Bezahlwand
In einem gar nicht so weit entfernten alternativen Zeitstrahl:
Es ist Samstag morgens. Wie gewohnt bin ich mit meiner Schubkarre zum Zeitungskiosk, um mir die Wochenendausgabe zu holen. In letzter Zeit ging es den Printmedien nicht so gut, ich weiß. Aber so langsam bin ich doch genervt.
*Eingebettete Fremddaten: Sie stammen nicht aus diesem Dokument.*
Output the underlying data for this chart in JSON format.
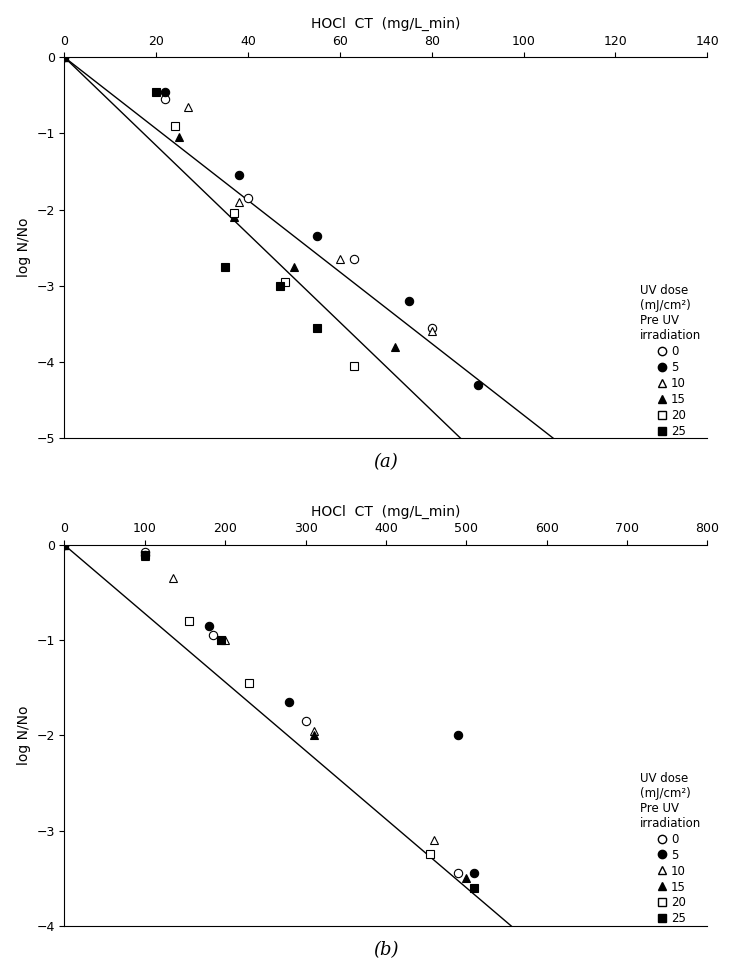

Gut, dass die Werbeeinlagen immer mehr wurden, um den massiven Verfall der Kioskkunden und Abonnenten aufzufangen, kann ich verstehen. Guter Journalismus ist eben teuer. Klar, auch die Hochglanz-Binder in Quellekatalog-Stärke halten für mich viele interessante Produktinformationen bereit. Ein wenig zeitraubend ist das Blättern durch die auf bis zu mehreren Dutzend Werbeblätter verteilten redaktionellen Beiträge schon, sicher. Für die inzwischen mit 127 dB krakelenden Bordellwerbegrußkärtchen mit lasziven Stöhne-Aufnahmen habe ich mir so Schallschutztütchen besorgt. Wegen der Nachbarn und der Kinder. Und die kleinen schwarzen unauffälligen Beileger, wo die Stereoanlage dann immer so buppert, also diese Beileger mit den Löchlein, die angeblich Fotos von der Kreditkarte nach China schicken, da scheint die schwarze Sichtschutzfolie nicht mehr zu helfen, die ich normalerweise drumgewickelt habe. Dafür kommen die jetzt gleich mit Bleiakkus, damit die Röntgenautomatik und das Satellitenmodem genug Saft hat – daher die Schubkarre.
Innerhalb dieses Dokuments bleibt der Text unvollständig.